Back then, I was on the basketball team, and it was cool to wear shorts underneath your jeans. I’m sure anyone who has ever played a lot of basketball can relate. Because of this, my shorts were visible above the waistline of my pants. I wasn’t sagging. I’ve never sagged a day in my life.

But as I stood with a group of friends, ones who didn’t look like me, this dean — who also didn’t look like me — pulled me aside and reprimanded me in front of everyone. He tried labeling me a “thug.”

To this day, I hate that word.

I can’t recall exactly what happened in the moments afterward, but thankfully I have parents who stood up for their son’s character and integrity.
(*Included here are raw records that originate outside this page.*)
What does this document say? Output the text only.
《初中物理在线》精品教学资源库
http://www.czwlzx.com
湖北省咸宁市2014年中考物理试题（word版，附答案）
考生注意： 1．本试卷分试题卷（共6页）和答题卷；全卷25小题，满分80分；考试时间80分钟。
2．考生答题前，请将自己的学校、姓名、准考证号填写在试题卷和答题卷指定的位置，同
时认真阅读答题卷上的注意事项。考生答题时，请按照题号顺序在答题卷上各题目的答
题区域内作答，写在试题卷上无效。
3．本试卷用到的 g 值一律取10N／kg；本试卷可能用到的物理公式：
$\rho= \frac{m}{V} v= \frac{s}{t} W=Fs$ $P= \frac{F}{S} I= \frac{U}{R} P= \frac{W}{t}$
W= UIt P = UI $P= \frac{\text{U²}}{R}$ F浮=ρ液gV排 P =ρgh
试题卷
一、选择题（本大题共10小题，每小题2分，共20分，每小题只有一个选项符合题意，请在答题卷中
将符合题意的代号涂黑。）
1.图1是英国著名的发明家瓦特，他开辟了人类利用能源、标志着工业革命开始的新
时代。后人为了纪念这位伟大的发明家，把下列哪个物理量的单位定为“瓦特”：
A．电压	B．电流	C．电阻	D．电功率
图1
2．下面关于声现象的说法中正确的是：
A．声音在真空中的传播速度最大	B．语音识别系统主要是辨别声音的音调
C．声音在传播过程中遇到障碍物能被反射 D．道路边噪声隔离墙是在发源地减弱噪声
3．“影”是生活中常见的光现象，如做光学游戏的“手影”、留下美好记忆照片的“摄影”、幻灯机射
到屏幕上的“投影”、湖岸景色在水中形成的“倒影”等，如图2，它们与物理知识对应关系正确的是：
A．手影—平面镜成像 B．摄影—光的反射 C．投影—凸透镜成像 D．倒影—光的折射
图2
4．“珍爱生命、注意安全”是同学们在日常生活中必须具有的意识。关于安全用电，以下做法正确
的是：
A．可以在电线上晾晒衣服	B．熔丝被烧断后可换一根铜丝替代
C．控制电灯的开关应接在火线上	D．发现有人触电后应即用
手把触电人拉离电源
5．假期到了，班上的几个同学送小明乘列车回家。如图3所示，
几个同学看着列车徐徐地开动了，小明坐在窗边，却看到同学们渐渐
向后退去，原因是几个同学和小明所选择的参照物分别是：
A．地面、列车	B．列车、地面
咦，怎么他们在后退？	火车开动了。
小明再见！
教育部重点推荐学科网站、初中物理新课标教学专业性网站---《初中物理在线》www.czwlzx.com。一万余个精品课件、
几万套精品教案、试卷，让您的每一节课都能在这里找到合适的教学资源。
Eventually, it blew over — or rather I moved on. But I NEVER forgot. That was probably one of the first times in my life that I had been stereotyped.

I was 12.”

In case you doubted that racism exists in school, and how it affects our kids.

And then Javonte Anderson of the Chicago Tribune. (Trigger warning: Anderson uses the n-word in his column as he processes his response to a series of unarmed Black people killed by police).

Seeing an officer kill another Black man is like watching my own funeral. Or my brother’s. Or my father’s.

It highlights the frailty of my existence. It conjures up thoughts of slavery, lynchings, fire hoses, Jim Crow and Rodney King. It opens up emotional scars. It forces me to question my worth. It makes me realize that the complexion of my skin denies me the chance of making even one misstep.

It’s why my hands trembled on the steering wheel the last time a white police officer pulled me over. For him, it was a routine traffic stop. For me, it was life or death.

It makes me feel more like a n****r and less like a man.

Jesus.


The Chicago Bears’ Akiem Hicks laid himself bare on a conference call with reporters last week too.

Among my online PLN there are many people who have faced the same types of racism their entire lives. Their recommendation to white people who want to become anti-racist but aren’t sure where to start is not to come to them asking for guidance or a “to-do” list, but to do their own reading.

It’s the same thing we ask our students to do – to own their own learning.

And in this case, to learn from men and women who have shared their humiliation and anger from their personal encounters with our national sin.

One of the critical starting points is – checking who I’m connected to online. Many of these powerful narratives would not have come into my timeline if I wasn’t already following Boyd and Anderson. Or Carron Phillips or José Luis Vilson or Kelly Hurst or Jemele Hill or Chevin Stone. If I’m going to learn, I need to make sure I’m listening to the right people.


One last thing. I’m Catholic. I believe in heaven. And I believe in hell. Racism is a mortal sin. The destination of my soul is on the line. Period. I like to believe that my co-religionists believe that too, and act accordingly. God knows our bishops have not always done the right thing in the last few decades in terms of protecting children. But at this moment several are stepping up to shepherd their flock regarding racism in America. My bishop is one of them. Then here’s Joseph Cardinal Tobin of Newark, NJ.

The necessity of naming the evil of racism humiliates us, since so many events in our lifetime, let alone the history of our nation, have compelled us to shamefully recognize the national sin
that obliges African Americans to endure unique and relentless humiliation, indignity, and unequal opportunity. Our tolerance of racism as well as collective deafness to the cry of those so grievously offended and the conscious and unconscionable promotion of divisions in this nation has encouraged the heinous evil of racism to propagate.

Cardinal Tobin could not have made it more clear. Nothing will change until we can name it. And then admit it. And then work to right it. And if we need help comprehending the evils of racism – listening to how the pain leaps off the page and the video screen will give us the guidance to call it out.